Mekulü’l-kavli  غَلَبَتْ عَلَيْنَا شِقْوَتُنَا dir.  قَالُوا  fiilinin mef’ûlun bihi olarak mahallen mansubdur.  

غَلَبَتْ  fetha üzere mebni mazi fiildir.  تْ  te’nis alametidir.  عَلَيْنَا car mecruru  غَلَبَتْ  fiiline mütealliktir. 

شِقْوَتُنَا  fail olup lafzen merfûdur. Mütekellim zamir  نَا  muzâfun ileyh olarak mahallen mecrurdur.  

وَ  atıf harfidir.  كَانَ  nakıs, mebni mazi fiildir. İsim cümlesinin önüne geldiğinde, ismini ref haberini nasb eder. 

كُنَّا ‘nın ismi mütekellim zamir  نَا  olarak mahallen merfûdur.  قَوْماً  kelimesi,  كُنَّا nın haberi olarak lafzen mansubdur. 

ضَٓالّ۪ينَ  kelimesi,  قَوْماً ’nin sıfatı olup nasb alameti  ي ’dir. Cemi müzekker salim kelimeler harfle îrablanır.

Varlıkları niteleyen kelimelere sıfat denir. Arapçada sıfatın asıl adı “na’t (النَّعَتُ)”dır. Sıfatın nitelediği isme de “men’ut (المَنْعُوتُ)” denir. Bir ismi doğrudan niteleyen sıfata hakiki sıfat, dolaylı olarak niteleyen sıfata da sebebi sıfat denir.

Sıfat ile mevsuftan oluşan tamlamaya sıfat tamlaması denir. Sıfat tek kelime (isim), cümle ve şibh-i cümle olabilir.

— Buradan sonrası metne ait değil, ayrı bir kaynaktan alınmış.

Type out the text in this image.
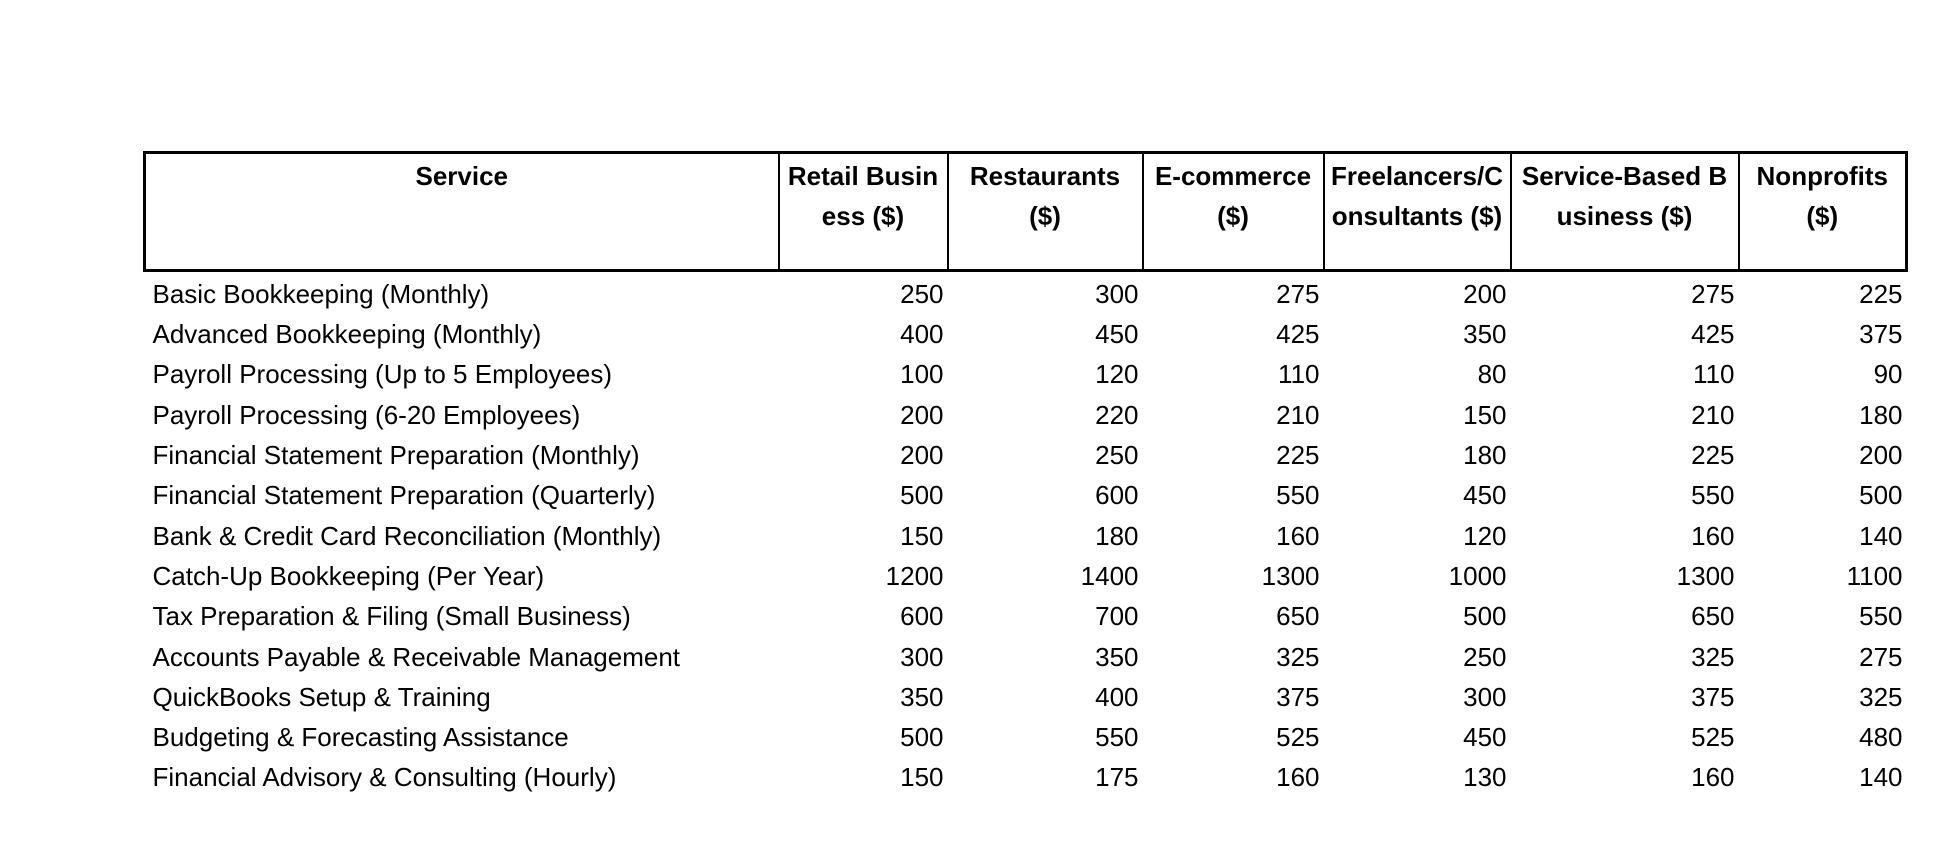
Service	Retail Business ($)	Restaurants ($)	E-commerce ($)	Freelancers/Consultants ($)	Service-Based Business ($)	Nonprofits ($)
Basic Bookkeeping (Monthly)	250	300	275	200	275	225
Advanced Bookkeeping (Monthly)	400	450	425	350	425	375
Payroll Processing (Up to 5 Employees)	100	120	110	80	110	90
Payroll Processing (6-20 Employees)	200	220	210	150	210	180
Financial Statement Preparation (Monthly)	200	250	225	180	225	200
Financial Statement Preparation (Quarterly)	500	600	550	450	550	500
Bank & Credit Card Reconciliation (Monthly)	150	180	160	120	160	140
Catch-Up Bookkeeping (Per Year)	1200	1400	1300	1000	1300	1100
Tax Preparation & Filing (Small Business)	600	700	650	500	650	550
Accounts Payable & Receivable Management	300	350	325	250	325	275
QuickBooks Setup & Training	350	400	375	300	375	325
Budgeting & Forecasting Assistance	500	550	525	450	525	480
Financial Advisory & Consulting (Hourly)	150	175	160	130	160	140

Ve sıfat birden fazla gelebilir.

Sıfat iki kısma ayrılır:

1. Hakiki sıfat

2. Sebebi sıfat

HAKİKİ SIFAT 

1. Müfred olan sıfatlar

2. Cümle olan sıfatlar olmak üzere ikiye ayrılır.

1. MÜFRED OLAN SIFATLAR

Müfred olan sıfatlar genellikle ism-i fail, ism-i mef’ûl, mübalağalı ism-i fail, sıfat-ı müşebbehe, ism-i tafdil, masdar, ism-i mensub ve sayı isimleri şeklinde gelir.

Sıfat mevsûfuna: cinsiyet, adet, marifelik - nekrelik ve îrab bakımından uyar.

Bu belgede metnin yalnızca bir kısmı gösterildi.